I fatti: un furto indisturbato
La vicenda trae origine da un grave furto subito da un’impresa tessile durante un fine settimana. I malfattori erano riusciti a scavalcare la recinzione, praticare un foro nel muro del capannone e asportare una quantità ingente di merce. Nonostante la società avesse stipulato un contratto per un servizio di guardiania non armata attivo 24 ore su 24, nessuno degli addetti si era accorto dell’operazione, durata diverse ore.
La compagnia assicuratrice dell’impresa danneggiata, dopo aver versato un indennizzo di 48.000 euro, ha deciso di agire in giudizio contro l’istituto di vigilanza per ottenere il rimborso di quanto pagato, invocando l’inadempimento contrattuale.
La decisione del Tribunale
Il giudice ha accolto integralmente la domanda dell’assicuratore.

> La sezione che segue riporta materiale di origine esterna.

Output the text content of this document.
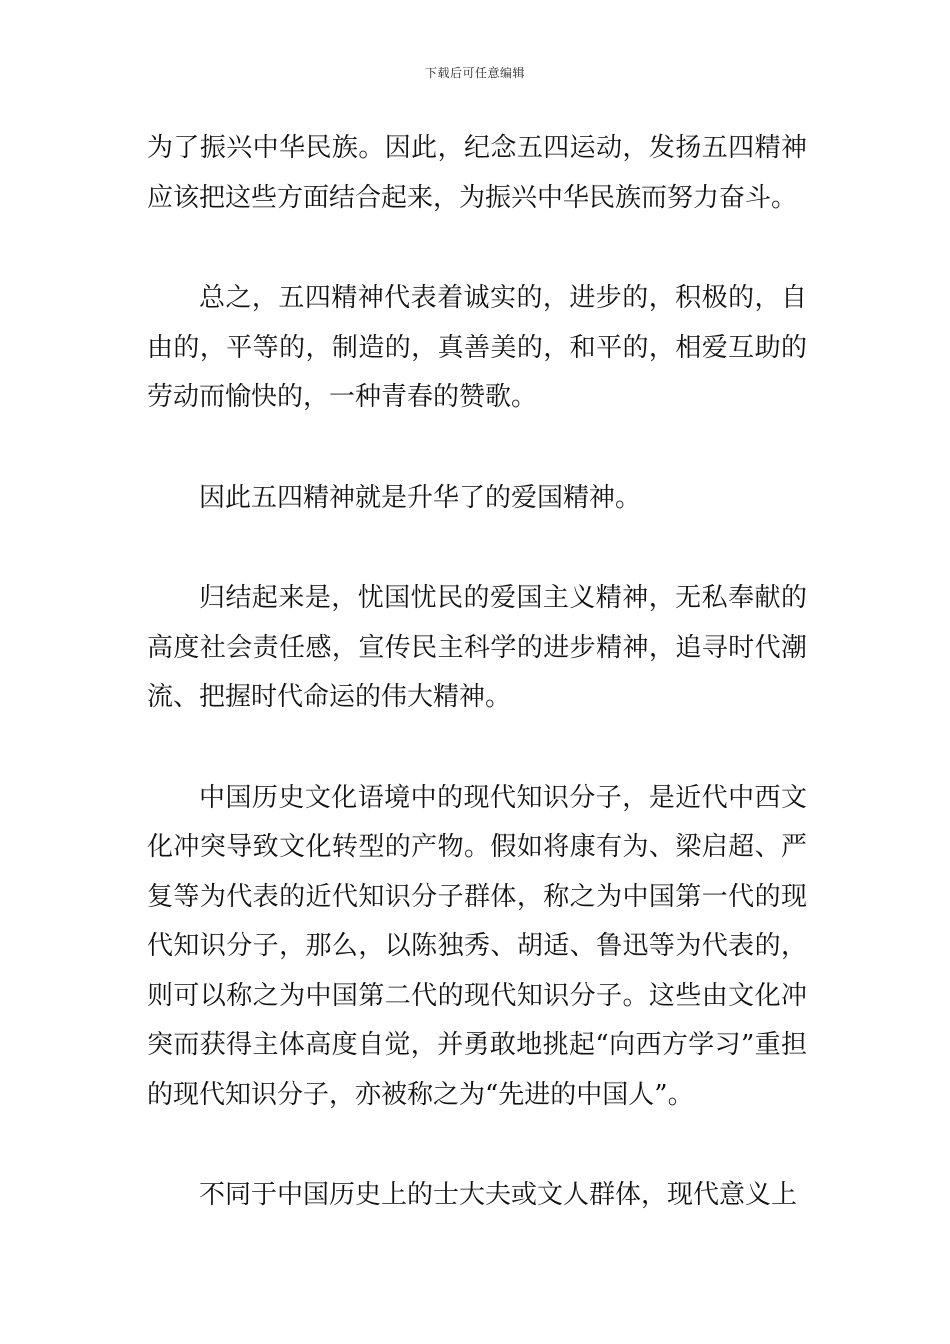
下载后可任意编辑

为了振兴中华民族。因此，纪念五四运动，发扬五四精神应该把这些方面结合起来，为振兴中华民族而努力奋斗。

总之，五四精神代表着诚实的，进步的，积极的，自由的，平等的，制造的，真善美的，和平的，相爱互助的劳动而愉快的，一种青春的赞歌。

因此五四精神就是升华了的爱国精神。

归结起来是，忧国忧民的爱国主义精神，无私奉献的高度社会责任感，宣传民主科学的进步精神，追寻时代潮流、把握时代命运的伟大精神。

中国历史文化语境中的现代知识分子，是近代中西文化冲突导致文化转型的产物。假如将康有为、梁启超、严复等为代表的近代知识分子群体，称之为中国第一代的现代知识分子，那么，以陈独秀、胡适、鲁迅等为代表的，则可以称之为中国第二代的现代知识分子。这些由文化冲突而获得主体高度自觉，并勇敢地挑起“向西方学习”重担的现代知识分子，亦被称之为“先进的中国人”。

不同于中国历史上的士大夫或文人群体，现代意义上
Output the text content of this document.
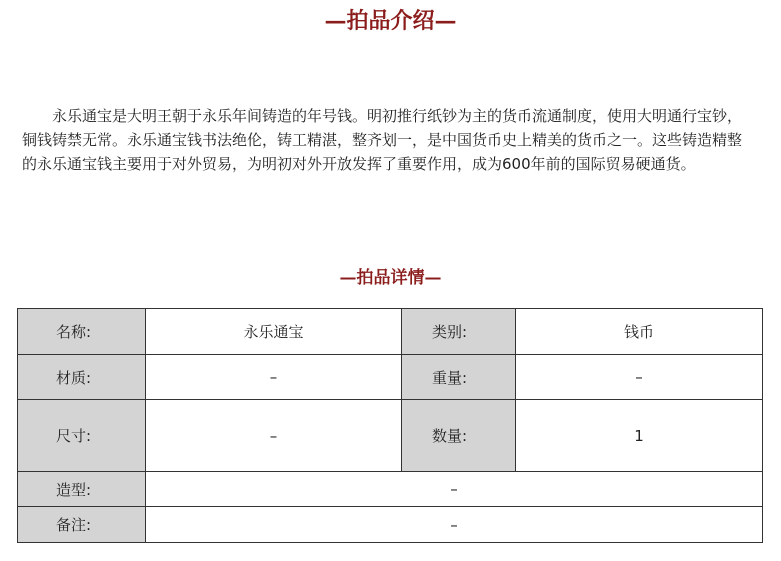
—拍品介绍—

永乐通宝是大明王朝于永乐年间铸造的年号钱。明初推行纸钞为主的货币流通制度，使用大明通行宝钞，铜钱铸禁无常。永乐通宝钱书法绝伦，铸工精湛，整齐划一，是中国货币史上精美的货币之一。这些铸造精整的永乐通宝钱主要用于对外贸易，为明初对外开放发挥了重要作用，成为600年前的国际贸易硬通货。

—拍品详情—
名称:	永乐通宝	类别:	钱币
材质:	–	重量:	–
尺寸:	–	数量:	1
造型:	–		
备注:	–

Nel corso del giudizio, l’istituto di vigilanza è rimasto contumace, non offrendo alcuna prova circa il corretto svolgimento del proprio incarico. Il Tribunale ha sottolineato come le modalità del furto (la creazione di un foro murario e il trasporto di materiali voluminosi) fossero tali da richiedere necessariamente un tempo prolungato e la produzione di rumori, fattori che avrebbero dovuto allertare un vigilante diligente.
Le motivazioni
Le motivazioni della sentenza si fondano sull’applicazione dell’articolo 1218 del Codice Civile. In tema di responsabilità istituto di vigilanza, spetta al creditore (in questo caso l’assicurato o l’assicuratore in surroga) provare che il danno si è verificato in circostanze tali da suggerire un difetto di sorveglianza. Una volta fornita questa prova, l’onere si sposta sull’istituto di vigilanza, che deve dimostrare di aver effettuato tutti i controlli previsti contrattualmente e che l’evento è stato causato da fattori imprevedibili o inevitabili.

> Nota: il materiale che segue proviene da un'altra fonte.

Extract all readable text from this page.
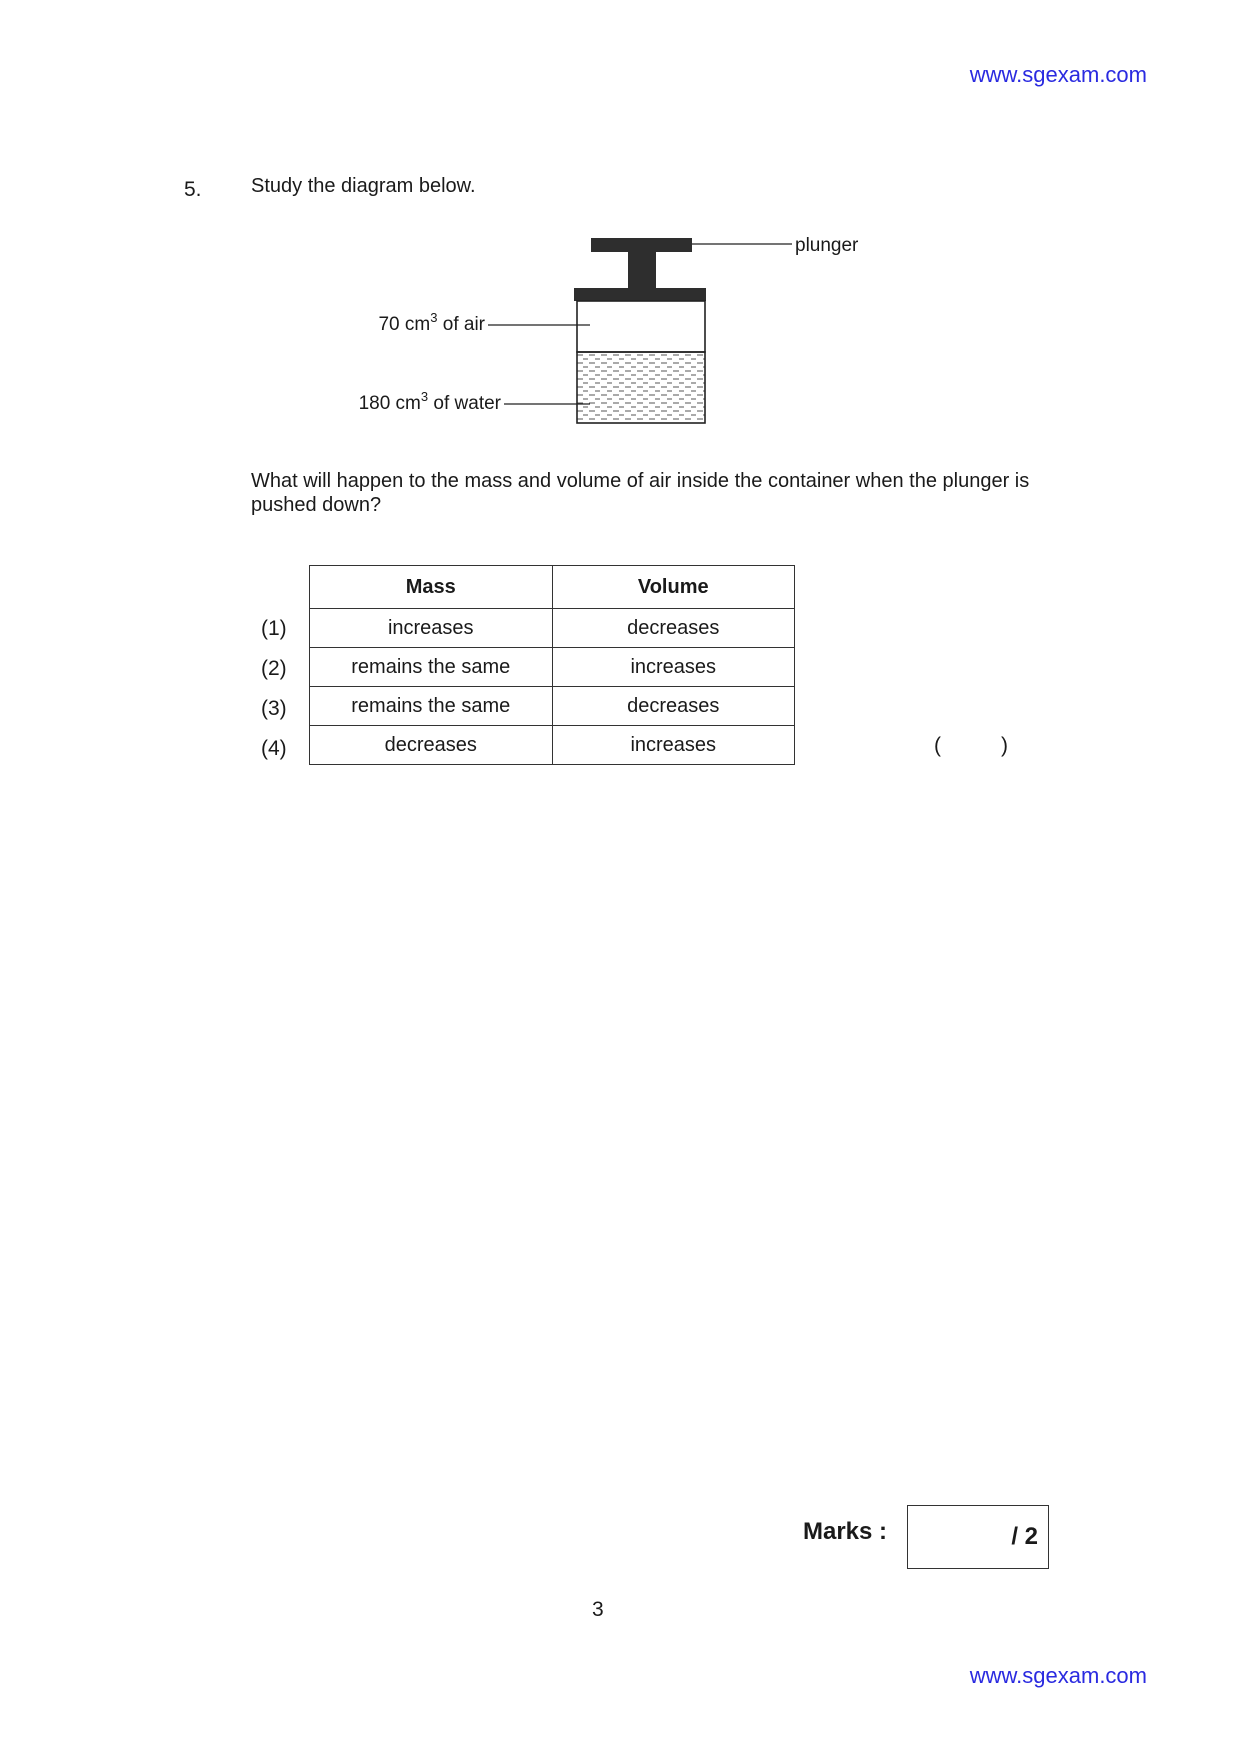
www.sgexam.com
5. Study the diagram below.
plunger
70 $cm^3$ of air
180 $cm^3$ of water
What will happen to the mass and volume of air inside the container when the plunger is pushed down?
Mass	Volume
increases	decreases
remains the same	increases
remains the same	decreases
decreases	increases
(1)
(2)
(3)
(4)	(	)
Marks :	/ 2
3
www.sgexam.com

Nel caso in esame, il tribunale ha ritenuto che il silenzio della società di sicurezza e l’assenza di segnalazioni durante un evento così invasivo fossero prove evidenti di una condotta omissiva. Inoltre, è stato chiarito che il credito vantato dall’assicuratore in surrogazione ha natura di debito di valore, includendo quindi non solo la somma pagata, ma anche la rivalutazione monetaria per compensare la perdita di potere d’acquisto nel tempo.
Le conclusioni
Le conclusioni tratte dal giudice evidenziano che la responsabilità istituto di vigilanza scatta automaticamente quando la prestazione professionale non rispetta i canoni della diligenza qualificata. La società convenuta è stata condannata a rimborsare alla compagnia assicuratrice l’intera somma di 48.000 euro, oltre agli interessi legali, alla rivalutazione monetaria e alle spese di lite. Questo provvedimento conferma che il servizio di guardiania non può limitarsi a una presenza passiva, ma deve tradursi in un monitoraggio attivo ed efficace dei sistemi di allarme e della struttura affidata.
L’istituto di vigilanza risponde sempre in caso di furto?
No, l’istituto risponde solo se il cliente dimostra che il furto è avvenuto con modalità che avrebbero dovuto essere rilevate con una normale diligenza professionale.
Cosa deve provare la società di sicurezza per evitare la condanna?
Deve fornire la prova positiva di aver eseguito esattamente tutti i controlli e i pattugliamenti previsti dal contratto di appalto.
L’assicurazione può chiedere i danni all’istituto di vigilanza?
Sì, tramite l’azione di surrogazione l’assicuratore che ha pagato l’indennizzo può rivalersi sul terzo responsabile per recuperare la somma versata.